At 7:30 p.m. Tuesday, April 8, in Business 219, Kim will reflect on the general situation of the humanities in today's world during his lecture, "Margins of Indeterminacy: Humanistic Studies Today, East and West."
His second lecture, "Poetics of Presence: Korean Writing in the Post-Democracy Movement Era," uses the example of Korea to examine the seriousness of modernization in society and the threat it poses to the quality and meaning of our lives. It will be held at 7:30 p.m. Thursday, April 10, in Woodburn Hall 120. Both lectures are free and open to the public.
Uchang Kim is a leading advocate of the importance of the humanities, shaper of opinion in South Korea and an active participant in literary movements in the Third World. He has been recognized with a number of national and international honors, including the 2001 Paeksang Award for the best book (Politics and the Life World) published in any field in Korea.
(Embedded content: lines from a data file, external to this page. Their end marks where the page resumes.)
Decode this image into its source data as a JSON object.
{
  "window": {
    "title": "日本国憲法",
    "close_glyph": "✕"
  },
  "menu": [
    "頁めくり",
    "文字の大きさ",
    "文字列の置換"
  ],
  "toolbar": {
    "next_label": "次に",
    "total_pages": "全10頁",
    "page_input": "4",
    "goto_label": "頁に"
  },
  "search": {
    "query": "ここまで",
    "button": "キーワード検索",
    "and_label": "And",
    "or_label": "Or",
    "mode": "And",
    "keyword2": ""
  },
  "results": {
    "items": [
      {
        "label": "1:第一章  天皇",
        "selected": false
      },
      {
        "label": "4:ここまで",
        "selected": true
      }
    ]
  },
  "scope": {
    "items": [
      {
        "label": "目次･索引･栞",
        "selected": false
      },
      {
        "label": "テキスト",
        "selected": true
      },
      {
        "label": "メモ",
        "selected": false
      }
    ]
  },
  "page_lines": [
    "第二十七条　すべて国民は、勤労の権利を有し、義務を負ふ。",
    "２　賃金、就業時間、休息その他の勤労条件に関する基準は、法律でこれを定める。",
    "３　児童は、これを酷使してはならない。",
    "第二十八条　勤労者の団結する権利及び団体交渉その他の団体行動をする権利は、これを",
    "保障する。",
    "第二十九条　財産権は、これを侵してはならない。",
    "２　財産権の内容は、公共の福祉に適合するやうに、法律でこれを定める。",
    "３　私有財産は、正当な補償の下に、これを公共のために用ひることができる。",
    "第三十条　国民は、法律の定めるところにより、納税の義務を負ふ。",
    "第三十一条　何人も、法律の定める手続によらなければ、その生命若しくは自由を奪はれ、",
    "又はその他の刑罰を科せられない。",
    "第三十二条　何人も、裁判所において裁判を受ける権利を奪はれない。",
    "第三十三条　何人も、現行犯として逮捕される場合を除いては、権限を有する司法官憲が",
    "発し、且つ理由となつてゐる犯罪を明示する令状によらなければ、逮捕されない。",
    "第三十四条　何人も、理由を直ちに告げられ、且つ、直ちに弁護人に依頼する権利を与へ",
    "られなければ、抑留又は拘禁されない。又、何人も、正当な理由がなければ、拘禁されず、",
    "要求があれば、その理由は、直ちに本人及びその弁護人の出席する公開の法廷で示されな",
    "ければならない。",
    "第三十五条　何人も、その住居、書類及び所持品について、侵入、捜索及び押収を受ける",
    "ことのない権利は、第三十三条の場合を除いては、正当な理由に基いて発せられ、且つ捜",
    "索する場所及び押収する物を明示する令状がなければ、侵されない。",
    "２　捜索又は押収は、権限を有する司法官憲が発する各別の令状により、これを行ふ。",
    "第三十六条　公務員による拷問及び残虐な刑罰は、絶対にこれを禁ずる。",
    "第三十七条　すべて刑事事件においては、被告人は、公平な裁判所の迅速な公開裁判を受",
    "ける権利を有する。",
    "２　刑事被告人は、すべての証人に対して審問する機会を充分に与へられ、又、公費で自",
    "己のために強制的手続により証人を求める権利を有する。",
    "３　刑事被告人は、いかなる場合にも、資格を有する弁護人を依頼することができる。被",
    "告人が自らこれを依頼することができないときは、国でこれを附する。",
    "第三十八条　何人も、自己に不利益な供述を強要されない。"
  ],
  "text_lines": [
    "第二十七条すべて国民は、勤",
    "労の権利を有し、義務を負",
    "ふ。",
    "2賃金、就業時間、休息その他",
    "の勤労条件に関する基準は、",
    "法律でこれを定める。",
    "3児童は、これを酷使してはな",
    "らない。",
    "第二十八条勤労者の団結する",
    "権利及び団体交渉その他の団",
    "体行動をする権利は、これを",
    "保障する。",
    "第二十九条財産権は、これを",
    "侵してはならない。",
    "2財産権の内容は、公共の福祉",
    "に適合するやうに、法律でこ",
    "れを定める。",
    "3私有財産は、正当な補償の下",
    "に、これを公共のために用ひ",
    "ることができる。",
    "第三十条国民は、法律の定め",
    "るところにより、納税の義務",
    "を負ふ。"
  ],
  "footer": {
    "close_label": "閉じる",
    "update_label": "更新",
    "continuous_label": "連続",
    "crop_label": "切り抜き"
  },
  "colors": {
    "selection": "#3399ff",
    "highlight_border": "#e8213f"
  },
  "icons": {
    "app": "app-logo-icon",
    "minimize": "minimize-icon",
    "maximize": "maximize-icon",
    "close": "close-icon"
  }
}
Kim came to prominence in Korea during the 1980s as a champion of culture and humanist values then under assault by the 25-year forced march toward modernization in Korea. He rose to critique the enormous cultural and social costs of economic growth as well as the worship of commercialism. Kim, who has taught at Harvard University, Cambridge University and Tokyo University, is currently a visiting professor at the University of California, Irvine. Since March 22, he has been on the Bloomington campus as a fellow of the Institute for Advanced Study.
William T. Patten, an 1893 IU graduate, envisioned the Patten Lectures as a way to enrich the intellectual life of the IU campus. Since its inception in 1937, the Patten Foundation has brought more than 130 world-renowned speakers to IU.